The provided Dockerfile creates a containerized environment by using the miniconda official image, then installing essential utilities (VS Code Server CLI), OpenMM 8.3.0 and required dependencies. It copies the required Python code into the image and sets the default command.
# Select a base image: https://hub.docker.com/r/continuumio/miniconda3 (Python 3.12)
FROM continuumio/miniconda3:25.1.1-0

RUN apt-get update && apt-get install -y curl net-tools iputils-ping python3-pip

# Optional: Install VS Code Server for remote debugging
# https://docs.salad.com/tutorials/vscode-remote-development#interactive-mode
RUN curl -Lk 'https://code.visualstudio.com/sha/download?build=stable&os=cli-alpine-x64' -o vscode_cli.tar.gz && \
    tar -xf vscode_cli.tar.gz && \
    mv code /usr/local/bin/code && \
    rm vscode_cli.tar.gz

# To connect using VS Code:
# Log in the instance using the terminal, and then run the following commands:
# code tunnel user login --provider github
# nohup code tunnel --accept-server-license-terms --name XXX &> output.log &

# http://docs.openmm.org/latest/userguide/application/01_getting_started.html#installing-openmm
RUN conda install -c conda-forge openmm=8.3.0 cuda-version=12.6 -y

RUN pip install python-dotenv boto3 salad-cloud-sdk

WORKDIR /app

COPY main_basic.py helper.py main_salad.py salad_monitor.py /app/

CMD ["python", "main_salad.py"]

# The pre-built image:
# docker.io/saladtechnologies/mds:001-openmm-srcg

Environment Variables

Ensure all required environment variables are set before running a simulation.
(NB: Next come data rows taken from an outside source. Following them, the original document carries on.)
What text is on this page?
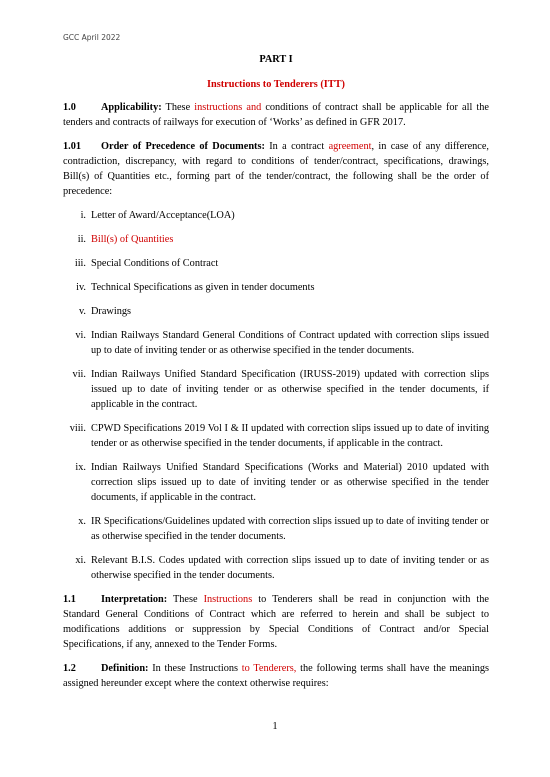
GCC April 2022
PART I
Instructions to Tenderers (ITT)
1.0 Applicability: These instructions and conditions of contract shall be applicable for all the tenders and contracts of railways for execution of ‘Works’ as defined in GFR 2017.
1.01 Order of Precedence of Documents: In a contract agreement, in case of any difference, contradiction, discrepancy, with regard to conditions of tender/contract, specifications, drawings, Bill(s) of Quantities etc., forming part of the tender/contract, the following shall be the order of precedence:
i. Letter of Award/Acceptance(LOA)
ii. Bill(s) of Quantities
iii. Special Conditions of Contract
iv. Technical Specifications as given in tender documents
v. Drawings
vi. Indian Railways Standard General Conditions of Contract updated with correction slips issued up to date of inviting tender or as otherwise specified in the tender documents.
vii. Indian Railways Unified Standard Specification (IRUSS-2019) updated with correction slips issued up to date of inviting tender or as otherwise specified in the tender documents, if applicable in the contract.
viii. CPWD Specifications 2019 Vol I & II updated with correction slips issued up to date of inviting tender or as otherwise specified in the tender documents, if applicable in the contract.
ix. Indian Railways Unified Standard Specifications (Works and Material) 2010 updated with correction slips issued up to date of inviting tender or as otherwise specified in the tender documents, if applicable in the contract.
x. IR Specifications/Guidelines updated with correction slips issued up to date of inviting tender or as otherwise specified in the tender documents.
xi. Relevant B.I.S. Codes updated with correction slips issued up to date of inviting tender or as otherwise specified in the tender documents.
1.1 Interpretation: These Instructions to Tenderers shall be read in conjunction with the Standard General Conditions of Contract which are referred to herein and shall be subject to modifications additions or suppression by Special Conditions of Contract and/or Special Specifications, if any, annexed to the Tender Forms.
1.2 Definition: In these Instructions to Tenderers, the following terms shall have the meanings assigned hereunder except where the context otherwise requires:
1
These variables will be passed to the SRCG at creation time. For easy configuration and reuse, you can define them in a .env file located in the project directory.
.env
# Access to the Cloudflare R2:
CLOUDFLARE_ENDPOINT_URL=https://******.r2.cloudflarestorage.com
CLOUDFLARE_ID=******
CLOUDFLARE_KEY=******

# Task parameters: input, checkpoint and output files are stored in the BUCKET/PREFIX/FOLDER.
BUCKET=<BUCKET_NAME>
PREFIX=<PREFIX_NAME> # Optional
FOLDER=<FOLDER_NAME>
PDB_FILE=<***.pdb>

MAX_STEPS=200000000
BENCHMARK_STEPS=10000
REPORT_FREQ=1000
SAVING_INTERVAL_SECONDS=600 # 10 minutes

# If the main thread is unresponsive for the specified duration, the uploader thread triggers reallocation.
MAX_NO_RESPONSE_TIME=3600 # 1 hour

# This is optional and allows the SRCG to call the SaladCloud API internally to shut itself down once the simulation is complete.
# If these settings are not provided, the SRCG will continue running (sleep infinity) after completion, and you can log into the instance to perform additional tasks using VS Code or the terminal available through the SaladCloud Portal.
# SaladCloud will introduce a new mechanism that allows the SRCG to shut itself down internally, eliminating the need for the SaladCloud Python SDK and API access.
SALAD_API_KEY=salad_cloud_user_******
ORGANIZATION_NAME=******
PROJECT_NAME=******
CONTAINER_GROUP_NAME=******

# Optional, telling the SRCG when it was created
# TASK_CREATION_TIME=2025-07-17 10:10:10

Local Run

If you have access to a local GPU environment, you can perform a test of the image before running it on SaladCloud. Use docker compose to start the container defined in docker-compose.yaml. The command automatically loads environment variables from the .env file in the same directory.
docker compose up
The input .tpr file should be uploaded to the cloud before starting the test.

Deployment on SaladCloud

Run salad_quotas.py to view detailed information about your current quotas and available GPU types, and refer to salad_deploy.py for a deployment example of an SRCG with the SaladCloud Python SDK to run a simulation task. The salad_monitor.py script monitors the simulation progress by checking the files uploaded to cloud storage. It can also reset the test environment by clearing the cloud folder while preserving the .tpr input file. To debug and perform manual tasks, follow this guide to connect to the SRCG using VS Code.